A guide for Sourcegraph engineers
What’s a Tech Lead?
Tech lead (TL) is a role a Sourcegraph engineer can fulfill on a Product Planning Project. So what does that mean?
The TL of a project is the Directly Responsible Individual (DRI) and as such owns the engineering success.
Here is a subset of the things a TL does:
- Engineering vision: set the engineering vision & scope of the project.
- Plan: define a plan for how to deliver the project, ensuring that the correct tradeoffs are made in terms of scope, resources, delivery time.
- Ship: this might be the most important tasks of a TL: they make sure the code gets merged, is feature-flagged, goes into a release, lands in the hands of customers, turns into feedback, and then takes care of post-release feedback/bugs/praise.
- Communication: communicate progress of the project to stakeholders, EMs, VP of Engineering as much as needed and as clearly as possible.
- Feedback: get feedback and input from Product and Design as much as needed for the project and as early as possible.
- Lead by example: set a high standard for quality and work ethic. Help other engineers on the team to do their work by planning & scoping their work, reviewing their contributions, suggesting improvements, and holding them accountable.
- Track: Keep track of the progress and team members’ work.
But: how exactly a TL does these things depends on the project, the team, and the TL.
Here are some ideas and guidelines for how to do these things as a TL at Sourcegraph.
Set the engineering vision
Anything goes here, really.
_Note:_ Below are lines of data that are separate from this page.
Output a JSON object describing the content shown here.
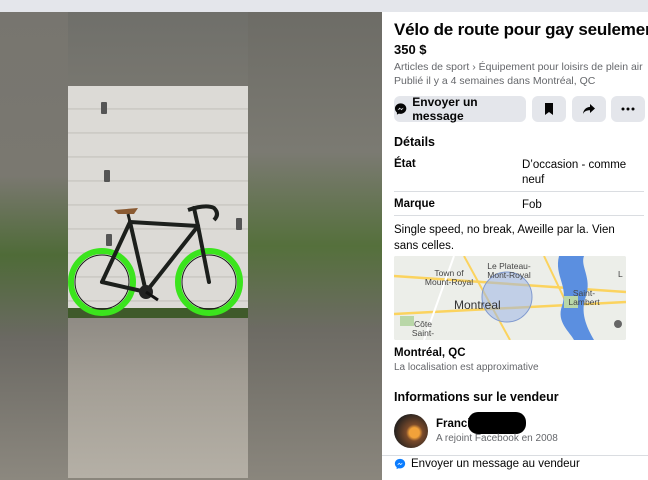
{
  "listing": {
    "title": "Vélo de route pour gay seulement",
    "price": "350 $",
    "breadcrumb": "Articles de sport › Équipement pour loisirs de plein air",
    "posted": "Publié il y a 4 semaines dans Montréal, QC"
  },
  "actions": {
    "message_label": "Envoyer un message"
  },
  "details": {
    "heading": "Détails",
    "condition_label": "État",
    "condition_value": "D’occasion - comme neuf",
    "brand_label": "Marque",
    "brand_value": "Fob",
    "description": "Single speed, no break, Aweille par la. Vien sans celles."
  },
  "map": {
    "labels": {
      "town_of_mount_royal": "Town of Mount-Royal",
      "plateau": "Le Plateau-Mont-Royal",
      "montreal": "Montreal",
      "saint_lambert": "Saint-Lambert",
      "cote_saint": "Côte Saint-",
      "edge": "L"
    }
  },
  "location": {
    "city": "Montréal, QC",
    "note": "La localisation est approximative"
  },
  "seller": {
    "heading": "Informations sur le vendeur",
    "name": "Francis",
    "joined": "A rejoint Facebook en 2008",
    "message_label": "Envoyer un message au vendeur"
  },
  "colors": {
    "button_bg": "#e4e6eb",
    "secondary_text": "#65676b",
    "messenger_blue": "#0a7cff",
    "bike_wheel_green": "#39e61b"
  },
  "icons": {
    "messenger": "messenger-icon",
    "save": "bookmark-icon",
    "share": "share-icon",
    "more": "more-icon"
  }
}
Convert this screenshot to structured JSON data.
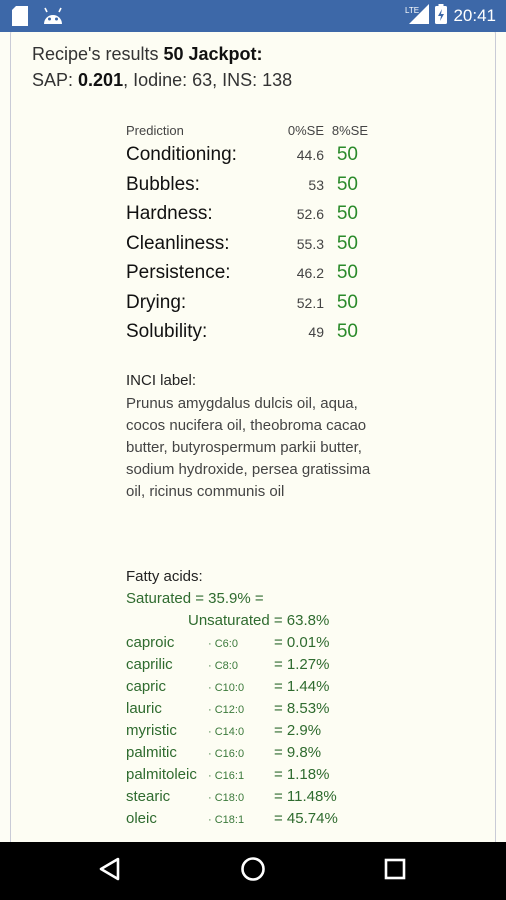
{
  "status_bar": {
    "time": "20:41",
    "network": "LTE"
  },
  "header": {
    "line1_prefix": "Recipe's results ",
    "line1_bold": "50 Jackpot:",
    "sap_label": "SAP: ",
    "sap_value": "0.201",
    "rest": ", Iodine: 63, INS: 138"
  },
  "prediction": {
    "title": "Prediction",
    "col1": "0%SE",
    "col2": "8%SE",
    "rows": [
      {
        "name": "Conditioning:",
        "v0": "44.6",
        "v8": "50"
      },
      {
        "name": "Bubbles:",
        "v0": "53",
        "v8": "50"
      },
      {
        "name": "Hardness:",
        "v0": "52.6",
        "v8": "50"
      },
      {
        "name": "Cleanliness:",
        "v0": "55.3",
        "v8": "50"
      },
      {
        "name": "Persistence:",
        "v0": "46.2",
        "v8": "50"
      },
      {
        "name": "Drying:",
        "v0": "52.1",
        "v8": "50"
      },
      {
        "name": "Solubility:",
        "v0": "49",
        "v8": "50"
      }
    ]
  },
  "inci": {
    "title": "INCI label:",
    "text": "Prunus amygdalus dulcis oil, aqua, cocos nucifera oil, theobroma cacao butter, butyrospermum parkii butter, sodium hydroxide, persea gratissima oil, ricinus communis oil"
  },
  "fatty_acids": {
    "title": "Fatty acids:",
    "saturated": "Saturated = 35.9% =",
    "unsaturated": "Unsaturated = 63.8%",
    "rows": [
      {
        "name": "caproic",
        "code": "· C6:0",
        "pct": "= 0.01%"
      },
      {
        "name": "caprilic",
        "code": "· C8:0",
        "pct": "= 1.27%"
      },
      {
        "name": "capric",
        "code": "· C10:0",
        "pct": "= 1.44%"
      },
      {
        "name": "lauric",
        "code": "· C12:0",
        "pct": "= 8.53%"
      },
      {
        "name": "myristic",
        "code": "· C14:0",
        "pct": "= 2.9%"
      },
      {
        "name": "palmitic",
        "code": "· C16:0",
        "pct": "= 9.8%"
      },
      {
        "name": "palmitoleic",
        "code": "· C16:1",
        "pct": "= 1.18%"
      },
      {
        "name": "stearic",
        "code": "· C18:0",
        "pct": "= 11.48%"
      },
      {
        "name": "oleic",
        "code": "· C18:1",
        "pct": "= 45.74%"
      }
    ]
  },
  "icons": {
    "status_left": [
      "sd-card-icon",
      "android-icon"
    ],
    "status_right": [
      "lte-signal-icon",
      "battery-charging-icon"
    ],
    "nav": [
      "back-icon",
      "home-icon",
      "recents-icon"
    ]
  },
  "colors": {
    "status_bar": "#3d68a8",
    "value_green": "#2a8a2a",
    "fatty_green": "#2f6b2f",
    "background": "#fdfdf3"
  }
}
You can write a Google Doc, a tracking issue, an RFC, or a normal GitHub issue.
What’s important is that you have something you can share with your team members, your EM, Product, Design, and other stakeholders to communicate
- What are the goals and the customer impact of this project (“build an admin dashboard to show all foo widgets to help expansion at strategic customers”)
- What is the timeline (“~8 weeks of work for 2 engineers”)
- Who is involved - who are the team members, what are the dependencies on Design?
a. 💡TIP: Try to avoid cross-projects dependencies. They have a high cost, and are always harder to keep track of than inside a small group of teammates sharing all the context. See if you can implement the part that depends on another project internally instead.